From what we’ve seen, prior authorization is also the hair-on-fire problem (and therefore most compelling wedge) in medication. However, we’re seeing much more appetite from buyers to adopt end-to-end solutions. We’ve heard multiple examples of large systems paying seven figures for a solution that spans the entire revenue cycle, and even some that include patient engagement:
“We adopted the platform after an RFP in 2023 and implemented them in 2024. They handle everything from prior auth, patient communications and follow-ups, 340b documentation, and claims. Since then, we reduced our staff from 35 to 3 FTEs, processing time has declined from 7 days to 24 hours, and our denial rate has dropped from 9.5% to 0.3% last quarter.”
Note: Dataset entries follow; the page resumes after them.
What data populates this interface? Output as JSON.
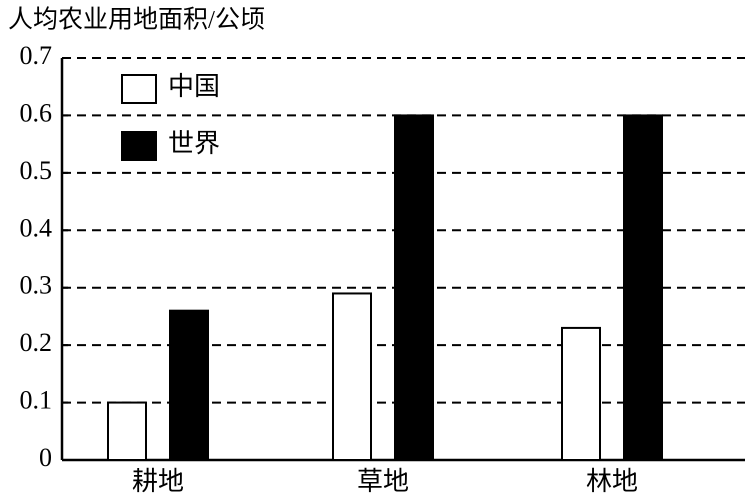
{
  "chart_data": {
    "type": "bar",
    "title": "人均农业用地面积/公顷",
    "categories": [
      "耕地",
      "草地",
      "林地"
    ],
    "series": [
      {
        "name": "中国",
        "color": "#ffffff",
        "values": [
          0.1,
          0.29,
          0.23
        ]
      },
      {
        "name": "世界",
        "color": "#000000",
        "values": [
          0.26,
          0.6,
          0.6
        ]
      }
    ],
    "ylim": [
      0,
      0.7
    ],
    "yticks": [
      0,
      0.1,
      0.2,
      0.3,
      0.4,
      0.5,
      0.6,
      0.7
    ],
    "grid": true,
    "legend": "upper left"
  }
}
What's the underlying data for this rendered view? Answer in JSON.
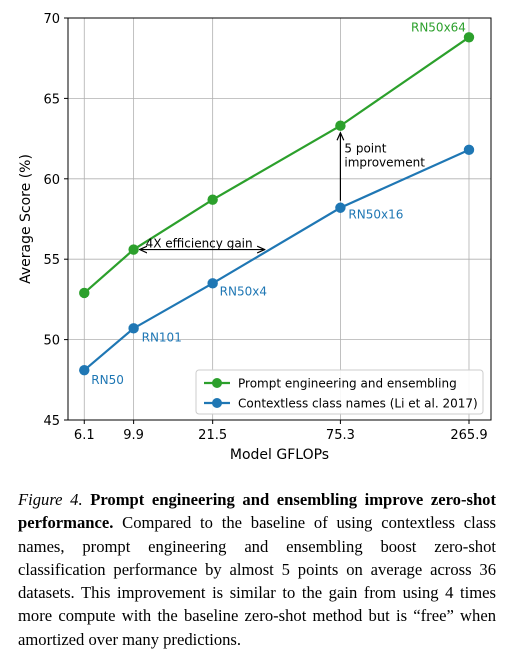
{
  "chart_data": {
    "type": "line",
    "xlabel": "Model GFLOPs",
    "ylabel": "Average Score (%)",
    "ylim": [
      45,
      70
    ],
    "x_ticks": [
      "6.1",
      "9.9",
      "21.5",
      "75.3",
      "265.9"
    ],
    "y_ticks": [
      45,
      50,
      55,
      60,
      65,
      70
    ],
    "grid": true,
    "legend_position": "lower-right",
    "series": [
      {
        "name": "Prompt engineering and ensembling",
        "color": "#2ca02c",
        "x": [
          "6.1",
          "9.9",
          "21.5",
          "75.3",
          "265.9"
        ],
        "y": [
          52.9,
          55.6,
          58.7,
          63.3,
          68.8
        ],
        "point_labels": [
          "",
          "",
          "",
          "",
          "RN50x64"
        ]
      },
      {
        "name": "Contextless class names (Li et al. 2017)",
        "color": "#1f77b4",
        "x": [
          "6.1",
          "9.9",
          "21.5",
          "75.3",
          "265.9"
        ],
        "y": [
          48.1,
          50.7,
          53.5,
          58.2,
          61.8
        ],
        "point_labels": [
          "RN50",
          "RN101",
          "RN50x4",
          "RN50x16",
          ""
        ]
      }
    ],
    "annotations": [
      {
        "id": "efficiency",
        "text": "4X efficiency gain",
        "type": "horizontal-arrow",
        "from_x": "9.9",
        "to_x": "21.5",
        "y": 55.6
      },
      {
        "id": "improvement",
        "lines": [
          "5 point",
          "improvement"
        ],
        "type": "vertical-arrow",
        "x": "75.3",
        "from_y": 58.2,
        "to_y": 63.3
      }
    ]
  },
  "caption": {
    "figure_label": "Figure 4.",
    "bold_text": "Prompt engineering and ensembling improve zero-shot performance.",
    "body_text": "Compared to the baseline of using contextless class names, prompt engineering and ensembling boost zero-shot classification performance by almost 5 points on average across 36 datasets. This improvement is similar to the gain from using 4 times more compute with the baseline zero-shot method but is “free” when amortized over many predictions."
  }
}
— $2m annual spend customer
We at Northzone are excited to back the category-defining AI-native medication access management platform. In the future, patients will receive a text within minutes of their prescription being submitted, confirming insurance approval, out-of-pocket costs, and the time and location of their first dose, eliminating the days or even weeks of manual coordination that delay treatment. They’ll also get instant answers to their questions, proactive support throughout their treatment, and automated reminders to stay on track, improving adherence without creating additional work for providers.
Under the hood, the platform will orchestrate benefits verification, prior authorization, financial assistance, and pharmacy fulfillment through a network of LLM agents that parse unstructured documents, complete forms, and route tasks across the value chain in real time, regardless of the modality each stakeholder prefers. And by sitting at the center of this high-friction, high-value workflow, the platform becomes the connective tissue across stakeholders, unlocking new monetization opportunities with providers, manufacturers, pharmacies, and payers alike.
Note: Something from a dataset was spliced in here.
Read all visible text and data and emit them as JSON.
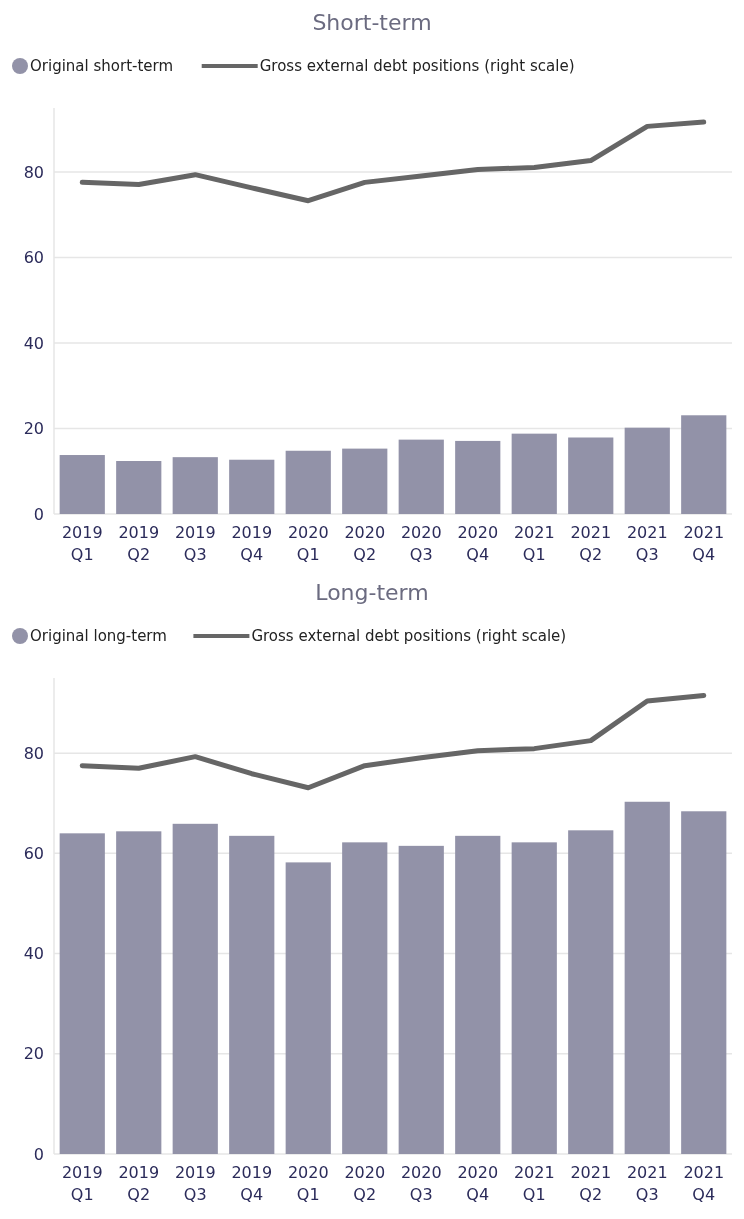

So far, we’ve mostly seen players approach this market with a software business model. It’s a tried-and-true model, and one that investors are most familiar with. That said, we’re also interested in business models that give away the software and more directly capture drug spend. For example, we’ve seen a wave of tech-enabled pharmacies, such as Alto and Pillpack, that focus on retail drugs, and we could also see an AI-native specialty pharmacy emerging in the future.
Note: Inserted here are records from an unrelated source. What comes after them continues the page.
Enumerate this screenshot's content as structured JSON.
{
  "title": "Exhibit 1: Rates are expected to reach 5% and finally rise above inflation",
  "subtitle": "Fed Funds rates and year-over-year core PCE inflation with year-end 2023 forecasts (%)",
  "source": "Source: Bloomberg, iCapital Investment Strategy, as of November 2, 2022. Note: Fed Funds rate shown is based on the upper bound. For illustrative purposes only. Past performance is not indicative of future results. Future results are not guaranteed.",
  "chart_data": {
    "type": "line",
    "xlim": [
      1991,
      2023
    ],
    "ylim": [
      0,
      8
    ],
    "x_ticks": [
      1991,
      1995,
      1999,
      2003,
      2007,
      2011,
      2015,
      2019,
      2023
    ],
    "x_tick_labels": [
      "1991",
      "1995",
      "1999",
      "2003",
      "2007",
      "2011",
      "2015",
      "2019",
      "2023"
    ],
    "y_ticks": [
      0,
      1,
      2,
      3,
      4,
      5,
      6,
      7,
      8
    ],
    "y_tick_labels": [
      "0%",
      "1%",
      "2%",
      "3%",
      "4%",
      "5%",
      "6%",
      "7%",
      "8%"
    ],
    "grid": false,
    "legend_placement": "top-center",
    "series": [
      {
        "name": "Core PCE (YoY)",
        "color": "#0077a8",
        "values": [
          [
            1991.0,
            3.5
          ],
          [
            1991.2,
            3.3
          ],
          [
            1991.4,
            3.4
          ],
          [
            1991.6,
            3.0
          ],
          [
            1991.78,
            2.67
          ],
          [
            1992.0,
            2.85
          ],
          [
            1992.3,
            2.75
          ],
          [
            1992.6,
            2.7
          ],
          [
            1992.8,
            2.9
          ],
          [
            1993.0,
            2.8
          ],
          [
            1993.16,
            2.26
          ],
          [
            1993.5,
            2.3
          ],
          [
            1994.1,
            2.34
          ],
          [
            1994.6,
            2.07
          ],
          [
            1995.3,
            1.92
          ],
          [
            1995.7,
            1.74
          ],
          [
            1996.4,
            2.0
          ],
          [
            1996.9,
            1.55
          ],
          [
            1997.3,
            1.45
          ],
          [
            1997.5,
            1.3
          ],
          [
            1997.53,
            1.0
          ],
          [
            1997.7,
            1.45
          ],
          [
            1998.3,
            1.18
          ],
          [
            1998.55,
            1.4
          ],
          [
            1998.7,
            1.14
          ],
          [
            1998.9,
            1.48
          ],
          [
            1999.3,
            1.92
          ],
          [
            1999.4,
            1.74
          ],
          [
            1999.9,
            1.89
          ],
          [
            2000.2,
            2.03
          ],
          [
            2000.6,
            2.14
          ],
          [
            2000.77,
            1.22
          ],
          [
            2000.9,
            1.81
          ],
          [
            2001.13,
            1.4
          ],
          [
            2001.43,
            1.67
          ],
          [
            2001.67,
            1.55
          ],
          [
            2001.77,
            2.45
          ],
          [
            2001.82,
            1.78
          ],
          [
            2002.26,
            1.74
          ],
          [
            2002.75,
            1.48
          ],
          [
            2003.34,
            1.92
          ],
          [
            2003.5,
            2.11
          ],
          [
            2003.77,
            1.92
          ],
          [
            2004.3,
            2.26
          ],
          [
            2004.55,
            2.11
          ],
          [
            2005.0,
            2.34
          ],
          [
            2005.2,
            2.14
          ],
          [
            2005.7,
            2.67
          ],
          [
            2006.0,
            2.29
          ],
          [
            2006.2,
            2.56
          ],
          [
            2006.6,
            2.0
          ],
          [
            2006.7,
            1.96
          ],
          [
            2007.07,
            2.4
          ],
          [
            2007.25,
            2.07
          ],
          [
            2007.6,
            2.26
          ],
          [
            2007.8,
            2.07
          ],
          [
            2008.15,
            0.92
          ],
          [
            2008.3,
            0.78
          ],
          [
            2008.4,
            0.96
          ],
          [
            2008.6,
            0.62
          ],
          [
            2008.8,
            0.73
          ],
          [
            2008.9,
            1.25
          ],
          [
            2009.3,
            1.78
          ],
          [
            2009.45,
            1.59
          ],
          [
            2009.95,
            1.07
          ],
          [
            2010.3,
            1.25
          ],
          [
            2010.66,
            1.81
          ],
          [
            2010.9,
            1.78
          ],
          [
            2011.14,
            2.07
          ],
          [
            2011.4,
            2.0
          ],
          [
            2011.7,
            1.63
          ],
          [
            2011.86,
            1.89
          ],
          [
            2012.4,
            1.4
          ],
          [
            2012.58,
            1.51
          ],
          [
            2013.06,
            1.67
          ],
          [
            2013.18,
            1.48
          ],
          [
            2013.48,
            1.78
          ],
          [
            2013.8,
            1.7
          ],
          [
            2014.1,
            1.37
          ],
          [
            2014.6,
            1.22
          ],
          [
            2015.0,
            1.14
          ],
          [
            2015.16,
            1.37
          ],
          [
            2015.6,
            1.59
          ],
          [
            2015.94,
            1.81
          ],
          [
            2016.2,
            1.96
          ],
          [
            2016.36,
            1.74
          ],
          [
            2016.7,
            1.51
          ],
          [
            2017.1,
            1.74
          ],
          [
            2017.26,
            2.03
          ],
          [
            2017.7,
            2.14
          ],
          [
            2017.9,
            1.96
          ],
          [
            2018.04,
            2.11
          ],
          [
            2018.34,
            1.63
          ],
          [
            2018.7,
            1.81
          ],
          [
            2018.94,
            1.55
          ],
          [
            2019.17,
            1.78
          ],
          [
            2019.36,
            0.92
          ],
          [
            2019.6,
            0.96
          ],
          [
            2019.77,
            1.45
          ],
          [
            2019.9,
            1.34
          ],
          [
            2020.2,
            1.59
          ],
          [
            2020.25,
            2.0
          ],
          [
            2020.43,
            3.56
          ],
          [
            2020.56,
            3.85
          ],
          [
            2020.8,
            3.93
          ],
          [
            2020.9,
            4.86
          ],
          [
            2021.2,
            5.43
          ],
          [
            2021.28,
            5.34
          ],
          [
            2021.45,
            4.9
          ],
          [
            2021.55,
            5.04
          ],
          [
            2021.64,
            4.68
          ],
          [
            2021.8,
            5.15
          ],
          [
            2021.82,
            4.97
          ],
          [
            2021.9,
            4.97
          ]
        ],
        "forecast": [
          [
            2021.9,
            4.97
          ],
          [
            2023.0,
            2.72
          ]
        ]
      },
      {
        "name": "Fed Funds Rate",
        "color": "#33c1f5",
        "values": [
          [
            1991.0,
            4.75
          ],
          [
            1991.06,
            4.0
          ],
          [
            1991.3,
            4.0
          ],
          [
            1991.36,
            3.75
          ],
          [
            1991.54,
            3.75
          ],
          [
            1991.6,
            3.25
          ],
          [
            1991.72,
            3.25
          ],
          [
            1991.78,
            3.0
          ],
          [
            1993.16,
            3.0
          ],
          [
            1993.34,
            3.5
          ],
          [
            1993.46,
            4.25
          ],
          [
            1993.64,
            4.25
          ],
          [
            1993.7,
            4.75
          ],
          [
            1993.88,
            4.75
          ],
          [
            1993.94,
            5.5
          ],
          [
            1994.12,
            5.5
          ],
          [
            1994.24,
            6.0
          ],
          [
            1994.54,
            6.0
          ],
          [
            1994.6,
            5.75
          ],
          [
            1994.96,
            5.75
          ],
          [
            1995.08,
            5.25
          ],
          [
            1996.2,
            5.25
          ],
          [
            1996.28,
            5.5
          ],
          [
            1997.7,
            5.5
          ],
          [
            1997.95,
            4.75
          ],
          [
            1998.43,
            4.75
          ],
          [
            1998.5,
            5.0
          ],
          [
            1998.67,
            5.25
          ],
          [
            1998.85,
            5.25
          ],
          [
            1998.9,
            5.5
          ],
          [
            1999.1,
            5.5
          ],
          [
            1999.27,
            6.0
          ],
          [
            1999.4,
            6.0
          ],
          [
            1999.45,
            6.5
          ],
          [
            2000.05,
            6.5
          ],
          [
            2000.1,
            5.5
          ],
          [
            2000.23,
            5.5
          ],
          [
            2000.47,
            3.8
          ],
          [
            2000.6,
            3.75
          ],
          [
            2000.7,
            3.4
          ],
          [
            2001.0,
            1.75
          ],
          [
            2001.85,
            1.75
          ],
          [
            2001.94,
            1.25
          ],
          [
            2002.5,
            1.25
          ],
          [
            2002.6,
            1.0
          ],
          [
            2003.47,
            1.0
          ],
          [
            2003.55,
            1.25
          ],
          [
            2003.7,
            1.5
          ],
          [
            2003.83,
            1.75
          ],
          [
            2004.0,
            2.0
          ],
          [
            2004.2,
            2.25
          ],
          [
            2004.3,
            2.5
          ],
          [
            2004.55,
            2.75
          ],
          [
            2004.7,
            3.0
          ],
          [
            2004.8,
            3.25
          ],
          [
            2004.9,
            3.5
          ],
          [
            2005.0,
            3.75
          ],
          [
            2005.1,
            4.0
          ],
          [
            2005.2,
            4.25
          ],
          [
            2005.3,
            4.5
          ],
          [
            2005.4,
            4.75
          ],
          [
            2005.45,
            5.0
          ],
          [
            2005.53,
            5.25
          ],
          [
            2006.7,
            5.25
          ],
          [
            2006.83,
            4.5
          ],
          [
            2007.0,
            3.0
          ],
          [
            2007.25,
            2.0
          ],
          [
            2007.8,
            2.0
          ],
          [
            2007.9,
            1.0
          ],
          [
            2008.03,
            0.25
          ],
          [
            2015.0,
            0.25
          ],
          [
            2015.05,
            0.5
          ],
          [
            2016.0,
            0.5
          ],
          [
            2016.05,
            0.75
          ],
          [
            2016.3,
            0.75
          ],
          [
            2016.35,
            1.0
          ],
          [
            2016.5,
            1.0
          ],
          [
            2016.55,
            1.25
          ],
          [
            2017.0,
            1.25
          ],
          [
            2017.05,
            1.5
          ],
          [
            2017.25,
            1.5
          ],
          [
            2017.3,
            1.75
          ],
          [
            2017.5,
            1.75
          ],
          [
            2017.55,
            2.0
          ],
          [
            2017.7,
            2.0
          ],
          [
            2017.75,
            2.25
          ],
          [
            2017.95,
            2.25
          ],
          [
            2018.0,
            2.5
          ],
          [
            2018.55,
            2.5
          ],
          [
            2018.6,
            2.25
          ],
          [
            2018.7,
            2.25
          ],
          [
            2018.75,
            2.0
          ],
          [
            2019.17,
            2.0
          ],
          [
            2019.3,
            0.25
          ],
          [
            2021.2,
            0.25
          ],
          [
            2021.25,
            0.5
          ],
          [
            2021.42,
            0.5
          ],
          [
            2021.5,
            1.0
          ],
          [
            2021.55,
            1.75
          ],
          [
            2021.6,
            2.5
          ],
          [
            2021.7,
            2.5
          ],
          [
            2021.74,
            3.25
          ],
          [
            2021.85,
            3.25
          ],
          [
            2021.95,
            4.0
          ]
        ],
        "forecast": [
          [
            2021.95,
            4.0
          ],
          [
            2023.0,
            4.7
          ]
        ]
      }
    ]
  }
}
Taking a step back, this is one of the most critical pieces of the puzzle for reducing US healthcare spending. In healthcare services, RCM helps trim the fat, but that’s arguably all it does. Here, new medications are expensive, but they represent the bleeding edge of medical technology, and access truly matters – getting on a medication two weeks earlier can make a world of difference in the clinical outcome. This AI platform will play a central role in accelerating access while also building the dataset required to ensure that everyone who can benefit from these drugs can also access them.